Pemberian pakan yang sesuai dosis perlu diperhitungkan sehingga pakan dapat termakan habis oleh ikan dan tidak tersisa di perairan. Lele umumnya memiliki nafsu makan yang tinggi sehingga pembudidaya sering memberi pakan dalam jumlah besar. Namun jika berlebihan lele dapat memuntahkan pakan yang ada di dalam perutnya, apalagi jika lele mengalami stres. Sisa pakan ini menjadi salah satu penyebab bau tidak sedap pada kolam.

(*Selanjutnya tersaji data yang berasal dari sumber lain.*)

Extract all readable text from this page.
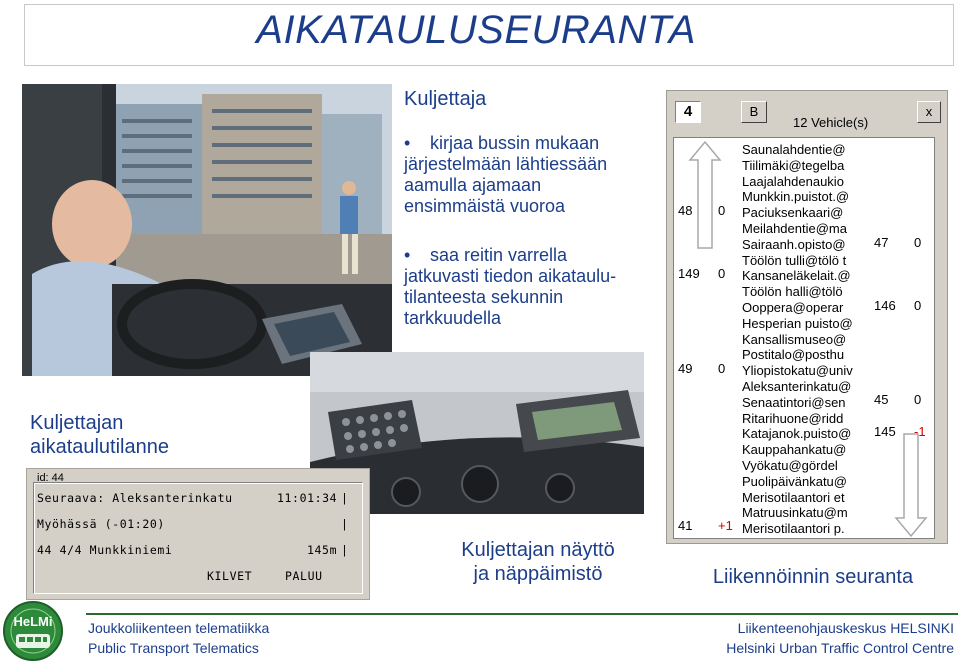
AIKATAULUSEURANTA
Kuljettaja
•	kirjaa bussin mukaan
järjestelmään lähtiessään
aamulla ajamaan
ensimmäistä vuoroa
•	saa reitin varrella
jatkuvasti tiedon aikataulu-
tilanteesta sekunnin
tarkkuudella
4	B
12 Vehicle(s)
x
Saunalahdentie@
Tiilimäki@tegelba
Laajalahdenaukio
Munkkin.puistot.@
Paciuksenkaari@
Meilahdentie@ma
Sairaanh.opisto@
Töölön tulli@tölö t
Kansaneläkelait.@
Töölön halli@tölö
Oopperа@operar
Hesperian puisto@
Kansallismuseo@
Postitalo@posthu
Yliopistokatu@univ
Aleksanterinkatu@
Senaatintori@sen
Ritarihuone@ridd
Katajanok.puisto@
Kauppahankatu@
Vyökatu@gördel
Puolipäivänkatu@
Merisotilaantori et
Matruusinkatu@m
Merisotilaantori p.
48 0
149 0
49 0
41 +1
47 0
146 0
45 0
145 -1
Kuljettajan
aikataulutilanne
id: 44
Seuraava: Aleksanterinkatu	11:01:34 |
Myöhässä (-01:20)	|
44 4/4 Munkkiniemi	145m |
KILVET	PALUU
Kuljettajan näyttö
ja näppäimistö	Liikennöinnin seuranta
HeLMi	Joukkoliikenteen telematiikka
Public Transport Telematics
Liikenteenohjauskeskus HELSINKI
Helsinki Urban Traffic Control Centre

Selain sisa pakan dan hasi metabolisme ikan, bahan organik yang mengendap seperti dedaunan sisa pakan atau sersahan daun yang gugur jatuh ke dalam kolam juga dapat menjadi penyebab bau pada kolam lele. Lele secara alamiah bersifat karnivora atau cenderung memakan daging, tetapi dapat berubah menjadi omnivora atau pemakan segala. Tak jarang pembudidaya memberikan pakan berupa dedaunan, tetapi nafsu makan lele terhadap pakan mentah seperti daun tidak terlalu besar. Untuk itu pemberian pakan mentah sebaiknya tidak terlalu banyak. Sedangkan untuk mencegah sersahan daun yang gugur ke dalam kolam perlu dilakukan penutupan kolam, misalnya dengan pembuatan atap pada atas kolam atau lebih mudahnya dengan penutup berupa jaring.

Selain menangani faktor yang menyebabkan bau pada air kolam budidaya, cara lain untuk mengatasi bau kolam yaitu dengan menggunakan probiotik. Mikroorganisme yang terkandung dalam probiotik dapat berfungsi untuk menguraikan sisa pakan ikan yang ada di dalam air budidaya sehingga bau busuk yang menyengat dapat dicegah.

Penggunaan kucuran pada kolam lele juga dapat membantu mengurangi bau pada kolam lele. Kucuran air diperoleh dari luar maupun dari dalam kolam dengan menggunakan pompa air. Cipratan air dari kucuran ini dapat membantu pelepasan amoniak yang terdapat dalam air budidaya. Selain itu juga dapat meningkatkan kadar oksigen dalam air.

Meskipun faktor penyebab bau tidak sedap pada kolam budidaya dapat dikendalikan, tetapi penting untuk menjaga kualitas air dengan pergantian air secara berkala. Pergantian air secara berkala selain untuk mencegah bau tidak sedap juga untuk menjaga kualitas air tetap baik dan sehat untuk pertumbuhan ikan.